To analyze myelin content within lesions and in the normal-appearing (NA) brain tissue in patients with myelin oligodendrocyte glycoprotein antibody-associated disease (MOGAD) versus multiple sclerosis (MS) and healthy controls (HC).

The phenomenon of T2-lesion resolution in patients with MOGAD has led to questioning of if such T2-lesions in attacks are due to true demyelination or transient myelin edema.

This cross-sectional observational study included patients with MOGAD (n=14) and age- and sex-matched patients with MS (n=6) and HC (n=15). All participants underwent a standardized brain MRI research protocol at 7T field strength including a quantitative T1 sequence (i.e., MP2RAGE). Patients were scanned during disease remission, and prior clinical MRI scans were analyzed for the presence of acute T2-lesions resolved. The longitudinal relaxation rate (R1=1/T1 relaxation time) was calculated from MP2RAGE and was used as proxy of myelin content (i.e., the higher the R1 the greater the myelin content).

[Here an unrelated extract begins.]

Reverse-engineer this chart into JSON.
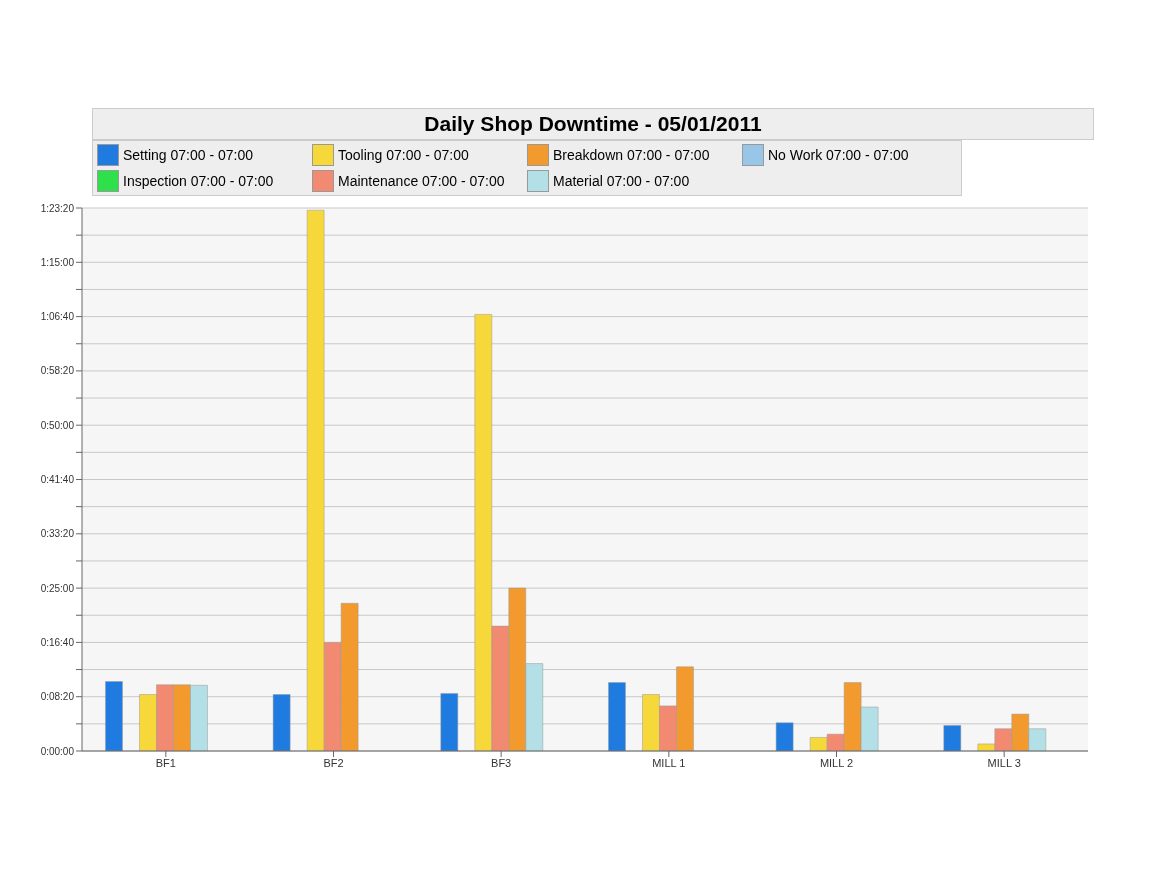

MOGAD patients showed a trend towards reduced R1 in the NA deep grey matter compared to HC (0.651 vs 0.674, p=0.05), and overall similar to MS. When MOGAD patients were divided by history of cerebral MRI lesions, those with prior T2-lesions displayed significant reduction of R1 indicative of reduced myelin content in the NA deep grey matter (0.608 vs 0.674) and white matter (0.716 vs 0.765) compared to HC (p<0.01 for both), despite resolution of most acute T2-lesions. We found a total of 126 chronic T2-lesions in patients with MOGAD and 142 in patients with MS. The R1 was significantly reduced in MS lesions (0.528) compared to MOGAD’s (0.572, p=0.001).

Our data suggest that demyelination underlies T2-lesions in MOGAD but that myelin loss may be less than in MS. The reduction of the R1 may indicate either incomplete remyelination or a change in the magnetic tissue properties of the new myelin.